À la fin de l’année dernière, d’autres victimes ont intenté des poursuites civiles contre Lanner et ses anciens employeurs en vertu de la loi du New Jersey qui permet aux victimes d’abus sexuels de poursuivre leurs agresseurs et ceux qui les ont aidés, même deux ans après les faits.

Une affaire comme celle-ci devrait suffire pour reconsidérer la demande de résidence de Lanner, a déclaré Shana Aaronson, directrice de Magen, organisation israélienne de défense des victimes d’abus sexuels, en particulier dans la communauté orthodoxe haredi.

« C’est plus que décourageant, c’est exaspérant qu’en dépit de l’action d’organisations comme la mienne et d’agences publiques, le gouvernement prenne une décision aussi immorale », a déclaré Aaronson.

Magen a compilé et communiqué aux autorités la liste de 100 accusés et condamnés qui ont demandé et réussi à obtenir la citoyenneté israélienne ou des visas de résidence, a expliqué Aaronson. Elle a assuré être informée des intentions de Lanner de faire son alyah depuis 2019.

« Nous étions au courant de son histoire et avons fortement recommandé qu’on ne lui accorde pas la citoyenneté », a-t-elle déclaré. Lanner a purgé sa peine dans l’affaire de 2002 : lui accorder la citoyenneté remettrait en cause la pertinence de sa présence sur le registre américain des délinquants sexuels et permettrait à un agresseur comme lui de « se fondre dans la société », a regretté Aaronson.

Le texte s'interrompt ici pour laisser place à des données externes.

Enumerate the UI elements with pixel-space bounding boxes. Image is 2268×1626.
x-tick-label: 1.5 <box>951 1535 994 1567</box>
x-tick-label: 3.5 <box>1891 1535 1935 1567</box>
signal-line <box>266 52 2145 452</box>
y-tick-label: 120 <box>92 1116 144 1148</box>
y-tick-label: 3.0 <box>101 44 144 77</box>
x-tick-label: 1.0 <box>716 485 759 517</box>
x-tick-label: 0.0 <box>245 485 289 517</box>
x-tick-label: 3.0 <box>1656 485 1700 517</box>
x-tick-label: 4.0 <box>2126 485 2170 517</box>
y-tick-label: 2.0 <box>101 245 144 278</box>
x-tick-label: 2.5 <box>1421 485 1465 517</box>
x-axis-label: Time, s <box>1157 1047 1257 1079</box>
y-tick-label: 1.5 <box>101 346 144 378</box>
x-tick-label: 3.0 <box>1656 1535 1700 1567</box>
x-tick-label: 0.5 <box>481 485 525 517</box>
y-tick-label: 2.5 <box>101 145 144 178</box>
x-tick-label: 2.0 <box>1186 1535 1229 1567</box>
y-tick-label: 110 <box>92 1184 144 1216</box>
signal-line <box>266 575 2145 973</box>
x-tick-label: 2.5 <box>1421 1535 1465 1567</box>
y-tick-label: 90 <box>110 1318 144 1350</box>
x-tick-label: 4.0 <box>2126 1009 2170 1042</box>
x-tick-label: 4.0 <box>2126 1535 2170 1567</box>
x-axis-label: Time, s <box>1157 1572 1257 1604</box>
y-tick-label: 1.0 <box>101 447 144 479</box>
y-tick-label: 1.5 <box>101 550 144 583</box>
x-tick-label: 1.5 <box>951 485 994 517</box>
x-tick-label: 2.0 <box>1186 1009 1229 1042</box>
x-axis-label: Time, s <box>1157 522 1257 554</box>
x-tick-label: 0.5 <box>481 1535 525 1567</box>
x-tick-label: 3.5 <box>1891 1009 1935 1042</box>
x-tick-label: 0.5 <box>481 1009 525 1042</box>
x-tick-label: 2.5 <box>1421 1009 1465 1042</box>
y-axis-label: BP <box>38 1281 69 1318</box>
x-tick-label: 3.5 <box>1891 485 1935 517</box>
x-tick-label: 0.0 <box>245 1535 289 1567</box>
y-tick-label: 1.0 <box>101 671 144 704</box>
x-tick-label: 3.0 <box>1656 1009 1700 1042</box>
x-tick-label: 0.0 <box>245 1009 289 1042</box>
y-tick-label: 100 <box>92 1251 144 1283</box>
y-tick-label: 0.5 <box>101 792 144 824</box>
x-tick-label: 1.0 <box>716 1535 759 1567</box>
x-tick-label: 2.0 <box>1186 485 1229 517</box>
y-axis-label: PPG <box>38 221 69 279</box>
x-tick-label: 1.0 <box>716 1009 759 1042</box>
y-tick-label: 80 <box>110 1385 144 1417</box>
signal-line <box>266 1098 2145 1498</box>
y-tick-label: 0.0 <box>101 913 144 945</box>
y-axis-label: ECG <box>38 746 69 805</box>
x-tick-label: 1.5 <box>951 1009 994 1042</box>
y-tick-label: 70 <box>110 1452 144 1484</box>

S’il obtient la citoyenneté, « Baruch Lanner pourrait demain se présenter dans n’importe quelle école, postuler pour un emploi, obtenir un certificat de bonne moralité de la part des forces de l’ordre israéliennes et obtenir un emploi au contact des enfants », a-t-elle expliqué.

Selon Haaretz, Lanner et sa femme sont arrivés en Israël en tant que touristes et ont déposé leur demande de citoyenneté à l’atterrissage, contournant ainsi l’Agence juive, qui traite les demandes de citoyenneté aux États-Unis et a tendance à rejeter ceux qui ont un casier judiciaire. Lanner a auparavant vécu dans le New Jersey et en Floride.

« Les détails [de l’affaire Lanner] seront soigneusement examinés », a déclaré une porte-parole du ministère de l’Intérieur à Haaretz.